Here is my CheckinAct model:

class CheckinAct(models.Model):
    user = models.ForeignKey(User)
    location = models.ForeignKey(Location)
    time = models.DateTimeField()

----Update------ So now I have updated my query to look like this:

 checkins = CheckinAct.objects.values('user').\
                            filter(time__range=[start, end], location=checkin.location).\
                            annotate(dcount=Count('user'))

But I'm still getting multiple objects back that have the same user, like so:

 [{'user': 15521L}, {'user': 15521L}, {'user': 15521L}, {'user': 15521L}, {'user': 15521L}]

---- Update 2------ Here is something else I tried, but I'm still getting lots of identical user objects back when I log the checkins object.

checkins = CheckinAct.objects.filter(
                    time__range=[start, end],
                    location=checkin.location,
                ).annotate(dcount=Count('user')).values('user', 'dcount')
        logger.info("checkins!!! : " + str(checkins))

Logs the following:

checkins!!! : [{'user': 15521L}, {'user': 15521L}, {'user': 15521L}]

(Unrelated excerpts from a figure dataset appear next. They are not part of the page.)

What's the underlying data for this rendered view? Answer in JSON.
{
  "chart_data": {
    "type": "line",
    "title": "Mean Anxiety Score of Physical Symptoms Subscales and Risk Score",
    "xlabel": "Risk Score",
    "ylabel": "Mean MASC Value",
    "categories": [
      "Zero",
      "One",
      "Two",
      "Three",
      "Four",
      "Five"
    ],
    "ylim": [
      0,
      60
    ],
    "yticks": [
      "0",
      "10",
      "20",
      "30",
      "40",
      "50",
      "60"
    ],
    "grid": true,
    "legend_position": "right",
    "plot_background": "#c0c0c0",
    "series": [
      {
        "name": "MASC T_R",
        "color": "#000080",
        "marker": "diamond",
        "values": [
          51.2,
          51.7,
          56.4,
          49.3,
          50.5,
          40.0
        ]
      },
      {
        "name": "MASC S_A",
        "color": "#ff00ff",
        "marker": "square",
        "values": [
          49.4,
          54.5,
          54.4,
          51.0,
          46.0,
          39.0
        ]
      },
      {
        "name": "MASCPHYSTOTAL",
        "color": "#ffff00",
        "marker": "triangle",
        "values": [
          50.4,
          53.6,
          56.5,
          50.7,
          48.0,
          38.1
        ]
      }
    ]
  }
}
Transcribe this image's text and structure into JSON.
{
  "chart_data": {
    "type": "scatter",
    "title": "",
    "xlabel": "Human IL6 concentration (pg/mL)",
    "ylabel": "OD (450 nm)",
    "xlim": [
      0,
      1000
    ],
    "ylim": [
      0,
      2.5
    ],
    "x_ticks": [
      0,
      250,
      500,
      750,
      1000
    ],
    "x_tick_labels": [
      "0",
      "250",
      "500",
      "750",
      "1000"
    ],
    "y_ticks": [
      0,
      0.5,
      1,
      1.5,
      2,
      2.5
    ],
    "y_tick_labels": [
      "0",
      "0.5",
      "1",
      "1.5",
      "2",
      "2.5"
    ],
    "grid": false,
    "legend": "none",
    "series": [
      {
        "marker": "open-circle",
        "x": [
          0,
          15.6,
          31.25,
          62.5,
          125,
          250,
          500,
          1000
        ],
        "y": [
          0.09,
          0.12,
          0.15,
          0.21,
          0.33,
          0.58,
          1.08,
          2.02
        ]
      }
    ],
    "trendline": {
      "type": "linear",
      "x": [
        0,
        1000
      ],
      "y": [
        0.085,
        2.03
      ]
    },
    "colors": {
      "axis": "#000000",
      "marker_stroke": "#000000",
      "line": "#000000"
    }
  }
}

Notice how there are 3 instances of the same user object. Is this working correctly or not? Is there a difference way to read out what comes back in the dict object? I just need to know how many unique users check into that specific location during the time range.


Solution

  • The answer is actually right in the Django docs. Unfortunately, very little attention is drawn to the importance of the particular part you need; so it's understandably missed. (Read down a little to the part dealing with Items.)

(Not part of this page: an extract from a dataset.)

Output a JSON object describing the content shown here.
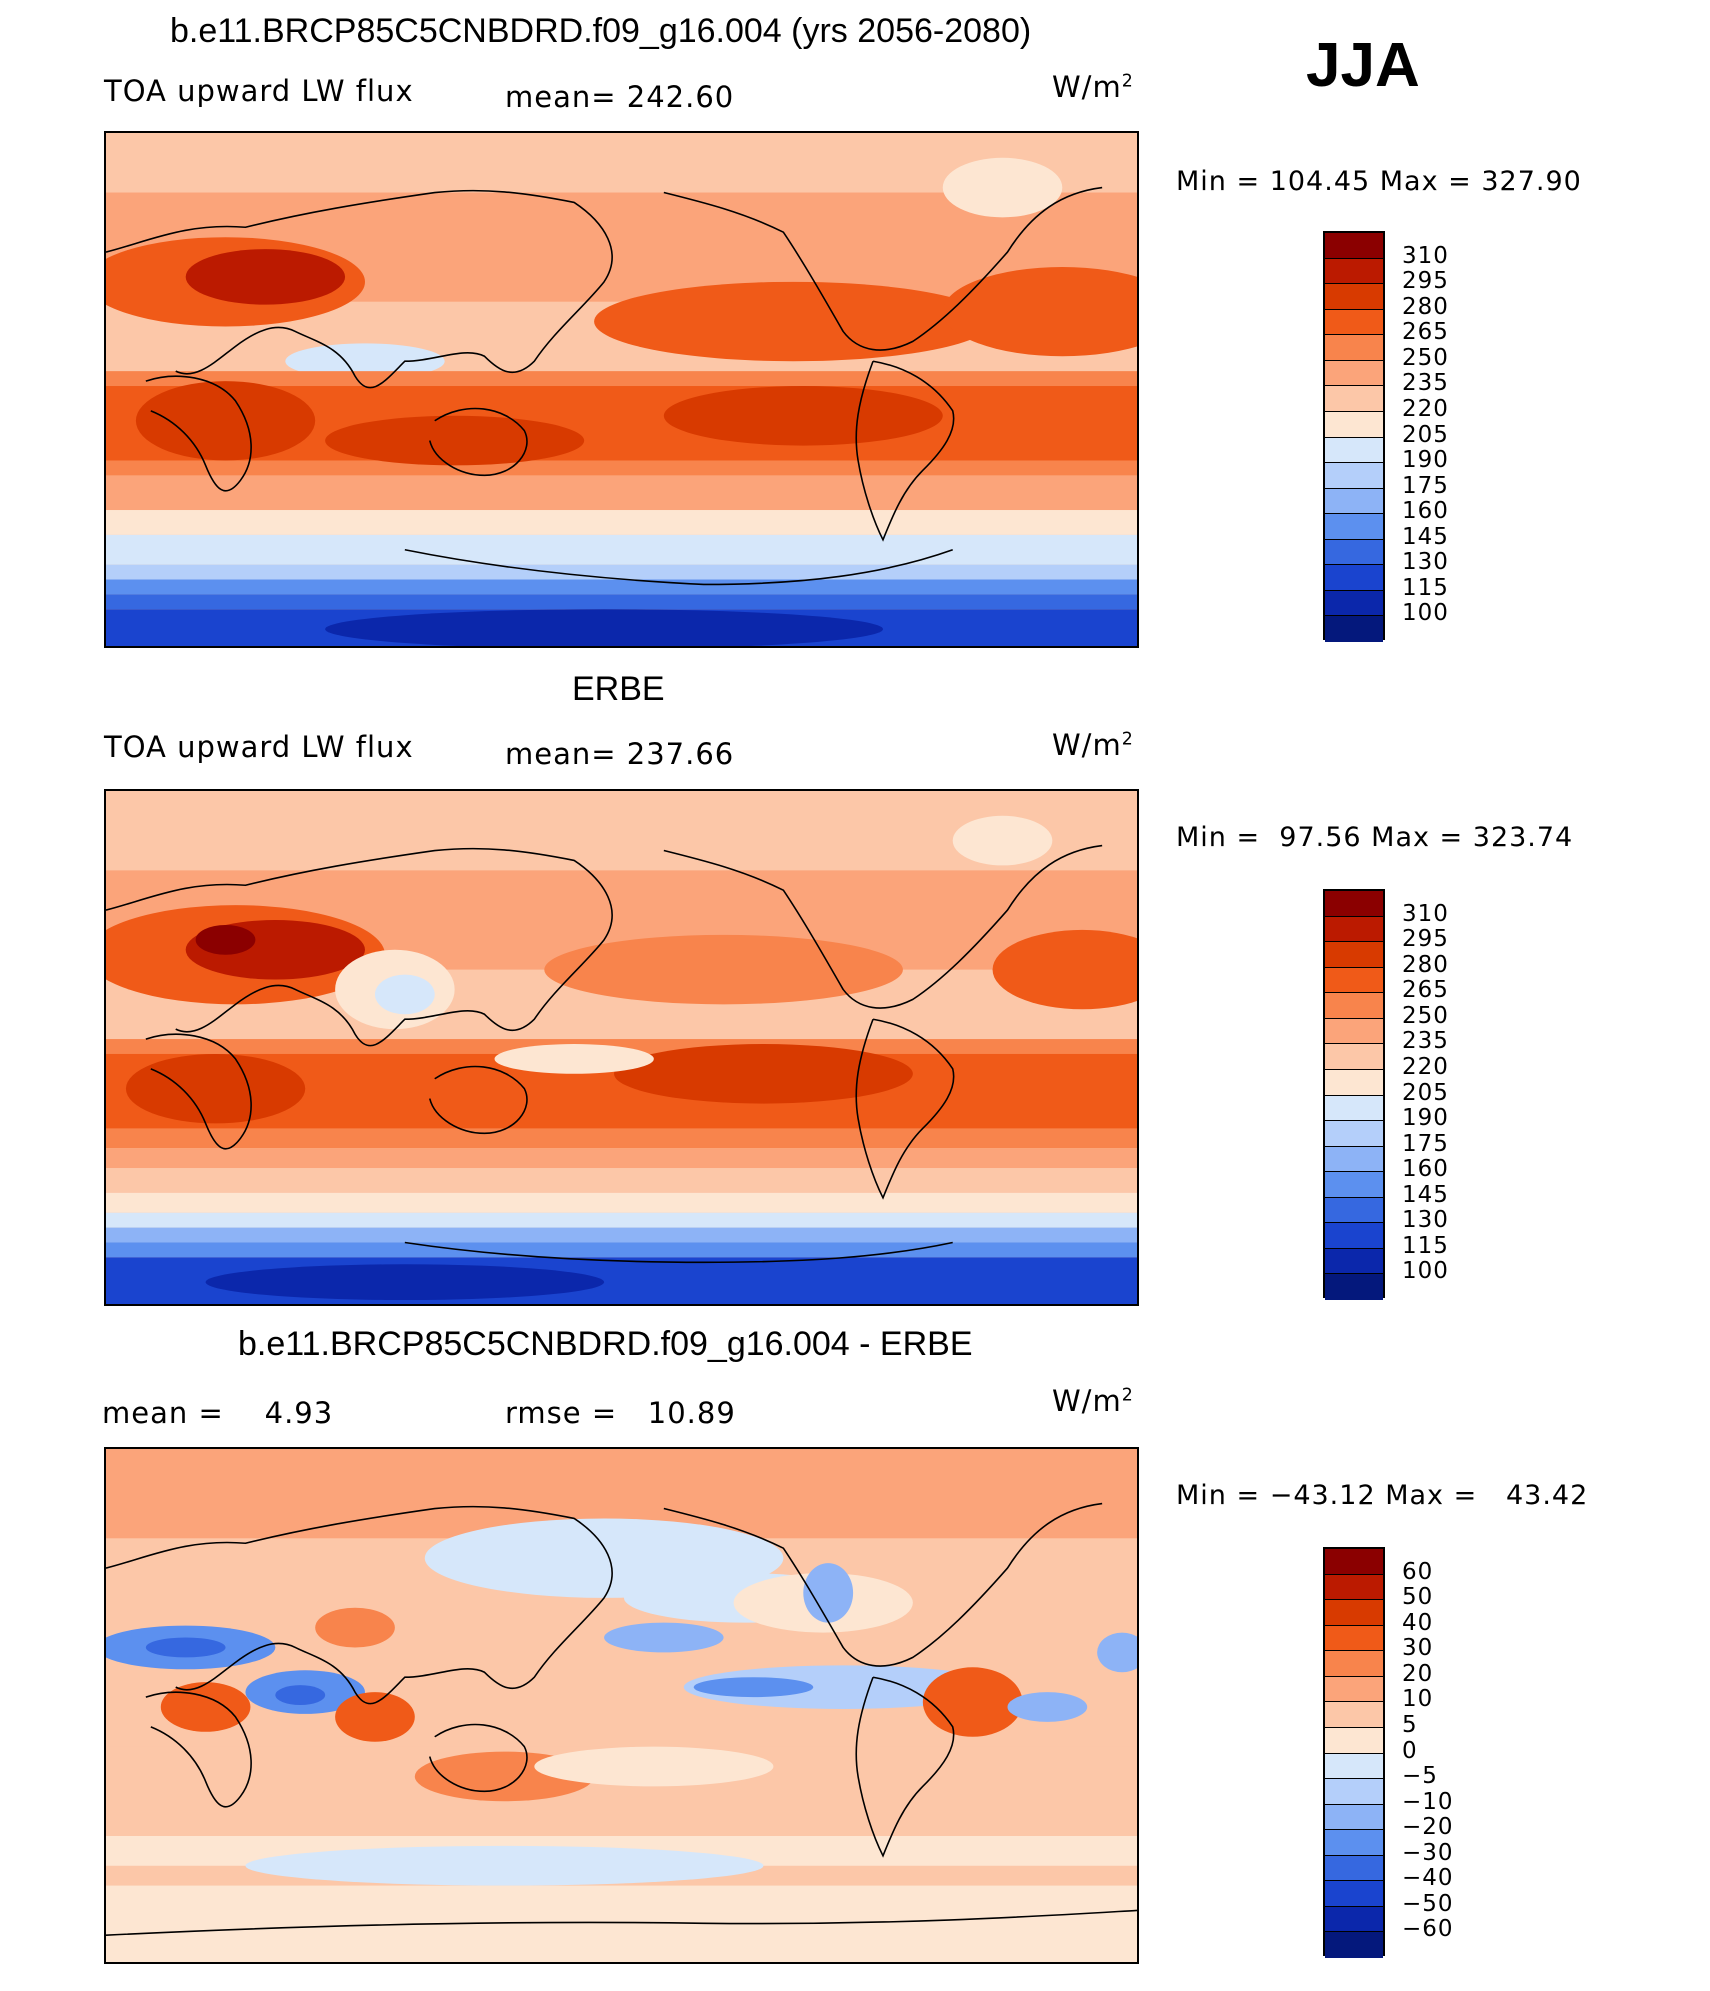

    For your use-case, the following should give you exactly what you want:

    checkins = CheckinAct.objects.filter(time__range=[start,end], location=checkin.location).\
                                  values('user').annotate(checkin_count=Count('pk')).order_by()
    

    UPDATE

    Based on your comment, I think the issue of what you wanted to achieve has been confused all along. What the query above gives you is a list of the number of times each user checked in at a location, without duplicate users in said list. It now seems what you really wanted was the number of unique users that checked in at one particular location. To get that, use the following (which is much simpler anyways):

    User.objects.filter(checkinat__location=location).distinct().count()
    

    UPDATE for non-rel support

    checkin_users = [(c.user.pk, c.user) for c in CheckinAct.objects.filter(location=location)]
    unique_checkins = len(dict(checkin_users))
    

    This works off the principle that dicts have unique keys. So when you convert the list of tuples to a dict, you end up with a list of unique users. But, this will generate 1*N queries, where N is the total amount of checkins (one query each time the user attribute is used. Normally, I'd do something like .select_related('user'), but that too requires a JOIN, which is apparently out. JOINs not being supported seems like a huge downside to non-rel, if true, but if that's the case this is going to be your only option.